What is more remarkable is the fact that Yoshino talked of “new dreams” of engineers being set “free to develop new ideas.” That sort of vision isn’t typical of Detroit.

Emerson wrote, “But do your work, and I shall know you. Do your work, and you shall reinforce yourself.”

Presumably, the “work” of automobile companies is to build vehicles. But maybe that’s now passe. Perhaps it‘s becoming more about portals than Pontiacs, hot links than Lincolns. Still, I know that when it comes to getting a new car, I’ll be more interested in knowing that it is well engineered and built than in knowing that people in Detroit are spending a lot of time in Silicon Valley.
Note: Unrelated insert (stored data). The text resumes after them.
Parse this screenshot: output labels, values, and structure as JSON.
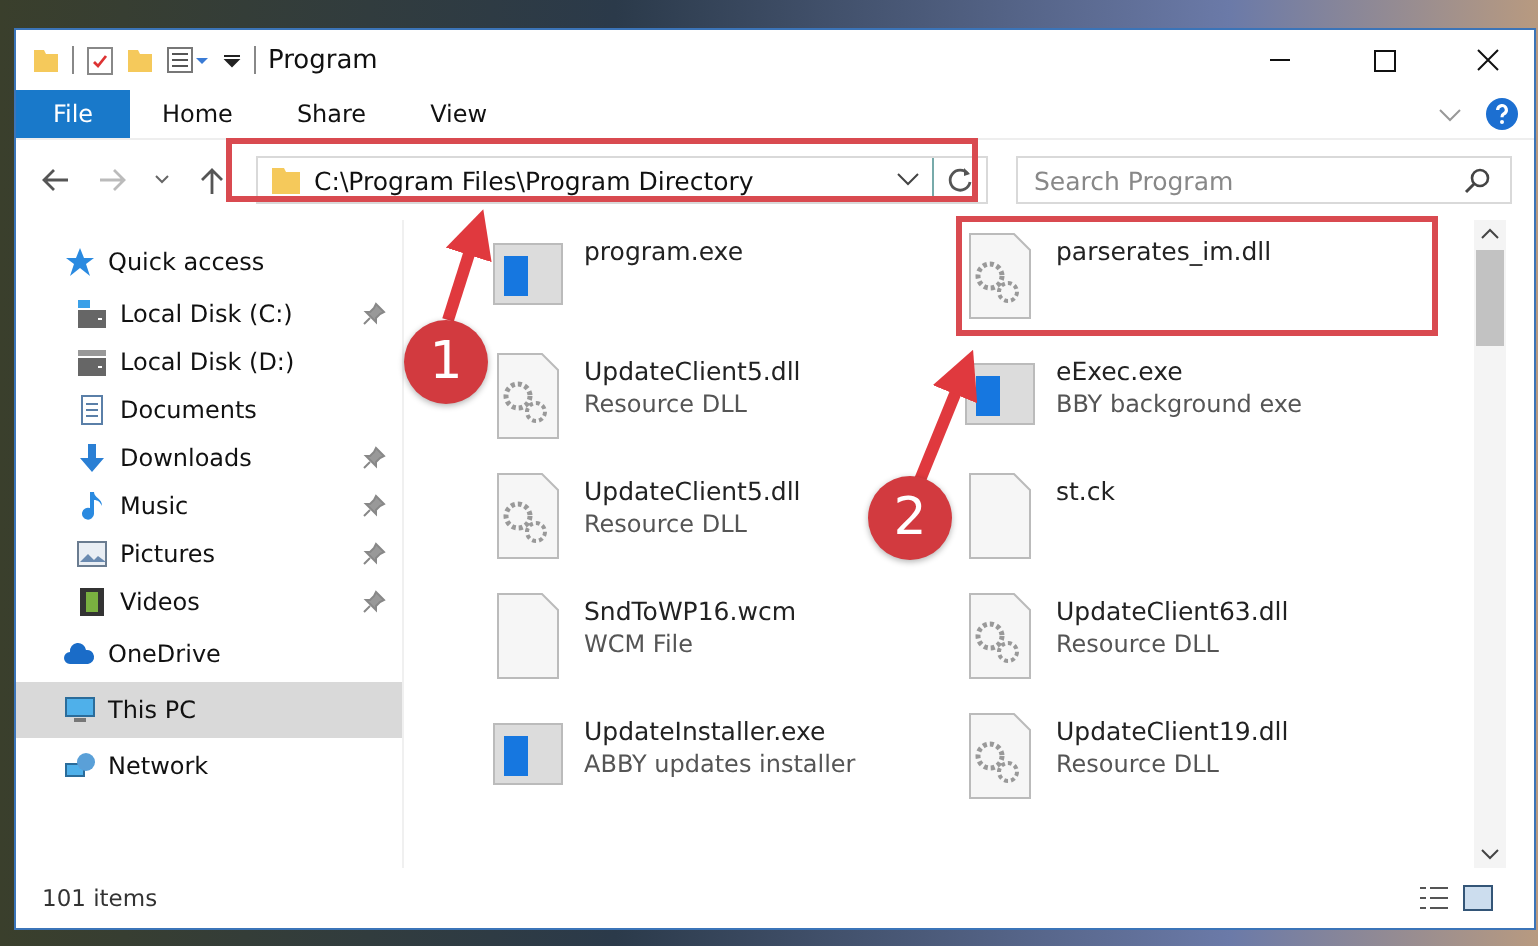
{
  "window": {
    "title": "Program"
  },
  "ribbon": {
    "tabs": [
      {
        "label": "File",
        "kind": "file",
        "selected": false
      },
      {
        "label": "Home",
        "kind": "tab",
        "selected": false
      },
      {
        "label": "Share",
        "kind": "tab",
        "selected": false
      },
      {
        "label": "View",
        "kind": "tab",
        "selected": false
      }
    ]
  },
  "address": {
    "path": "C:\\Program Files\\Program Directory"
  },
  "search": {
    "placeholder": "Search Program"
  },
  "sidebar": {
    "items": [
      {
        "label": "Quick access",
        "kind": "quick",
        "selected": false,
        "children": [
          {
            "label": "Local Disk (C:)",
            "kind": "drive-c",
            "pinned": true,
            "selected": false
          },
          {
            "label": "Local Disk (D:)",
            "kind": "drive",
            "pinned": false,
            "selected": false
          },
          {
            "label": "Documents",
            "kind": "documents",
            "pinned": false,
            "selected": false
          },
          {
            "label": "Downloads",
            "kind": "downloads",
            "pinned": true,
            "selected": false
          },
          {
            "label": "Music",
            "kind": "music",
            "pinned": true,
            "selected": false
          },
          {
            "label": "Pictures",
            "kind": "pictures",
            "pinned": true,
            "selected": false
          },
          {
            "label": "Videos",
            "kind": "videos",
            "pinned": true,
            "selected": false
          }
        ]
      },
      {
        "label": "OneDrive",
        "kind": "cloud",
        "selected": false
      },
      {
        "label": "This PC",
        "kind": "pc",
        "selected": true
      },
      {
        "label": "Network",
        "kind": "network",
        "selected": false
      }
    ]
  },
  "files": [
    {
      "name": "program.exe",
      "kind": "app"
    },
    {
      "name": "parserates_im.dll",
      "kind": "gear"
    },
    {
      "name": "UpdateClient5.dll",
      "type": "Resource DLL",
      "kind": "dll"
    },
    {
      "name": "eExec.exe",
      "type": "BBY background exe",
      "kind": "window"
    },
    {
      "name": "UpdateClient5.dll",
      "type": "Resource DLL",
      "kind": "dll"
    },
    {
      "name": "st.ck",
      "kind": "blank"
    },
    {
      "name": "SndToWP16.wcm",
      "type": "WCM File",
      "kind": "blank"
    },
    {
      "name": "UpdateClient63.dll",
      "type": "Resource DLL",
      "kind": "dll"
    },
    {
      "name": "UpdateInstaller.exe",
      "type": "ABBY updates installer",
      "kind": "window"
    },
    {
      "name": "UpdateClient19.dll",
      "type": "Resource DLL",
      "kind": "dll"
    }
  ],
  "status_bar": {
    "count": "101 items"
  },
  "annotations": [
    {
      "number": "1"
    },
    {
      "number": "2"
    }
  ]
}
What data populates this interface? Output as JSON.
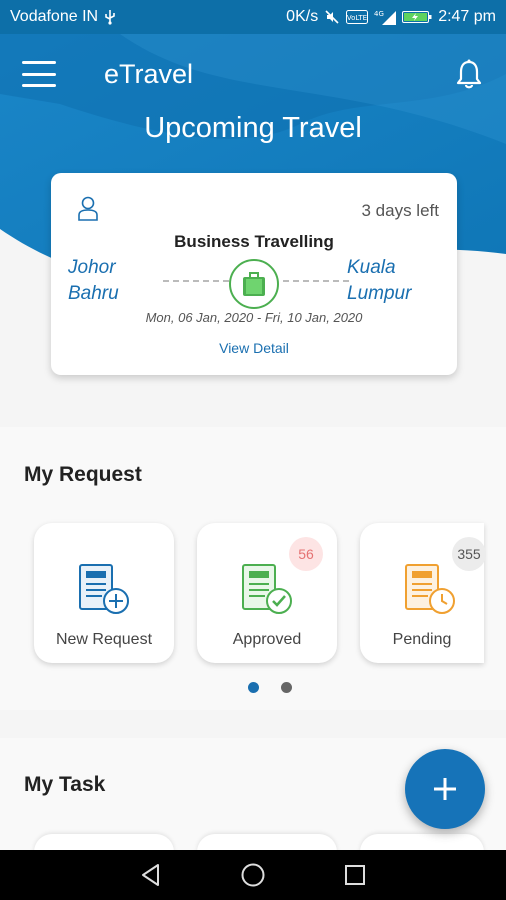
{
  "status_bar": {
    "carrier": "Vodafone IN",
    "net_speed": "0K/s",
    "volte": "VoLTE",
    "network": "4G",
    "time": "2:47 pm"
  },
  "app_bar": {
    "title": "eTravel",
    "menu_icon": "hamburger-menu-icon",
    "notification_icon": "bell-icon"
  },
  "page_title": "Upcoming Travel",
  "travel_card": {
    "days_left": "3 days left",
    "title": "Business Travelling",
    "from_line1": "Johor",
    "from_line2": "Bahru",
    "to_line1": "Kuala",
    "to_line2": "Lumpur",
    "dates": "Mon, 06 Jan, 2020 - Fri, 10 Jan, 2020",
    "view_detail": "View Detail",
    "accent": "#4caf50"
  },
  "my_request": {
    "title": "My Request",
    "cards": [
      {
        "label": "New Request",
        "badge": "",
        "color": "#1a6fb0"
      },
      {
        "label": "Approved",
        "badge": "56",
        "color": "#4caf50"
      },
      {
        "label": "Pending",
        "badge": "355",
        "color": "#f0a030"
      }
    ],
    "page_count": 2,
    "active_page": 0
  },
  "my_task": {
    "title": "My Task"
  },
  "fab_icon": "plus-icon",
  "nav": [
    "back-icon",
    "home-icon",
    "recents-icon"
  ],
  "colors": {
    "primary": "#1673b8",
    "header_dark": "#0d6fa8",
    "header_light": "#2a93d1"
  }
}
But the discussion of “self-innovation” and the rereading of Emerson that it inspired makes me realize that at an individual level each of us should work to excel and to go beyond the norm, to become distinctive in the way that Honda is working to become at a corporate level. As Emerson wrote:

Insist on yourself; never imitate. Your own gift you can present every moment with the cumulative force of a whole life’s cultivation; but of the adopted talent of another, you have only an extemporaneous, half possession. That which each can do best, none but his Maker can teach him.
Perhaps Honda will be acquired. Maybe it has already happened. But I’m certain that if it occurs, the people there, those who truly follow the path of self-innovation, will have portable assets with values that far exceed anything that could be found on a resume. And if it doesn’t occur, that there will be plenty of other companies (and consumers) interested in Honda’s powertrains than what is ostensibly the world’s largest automobile manufacturer.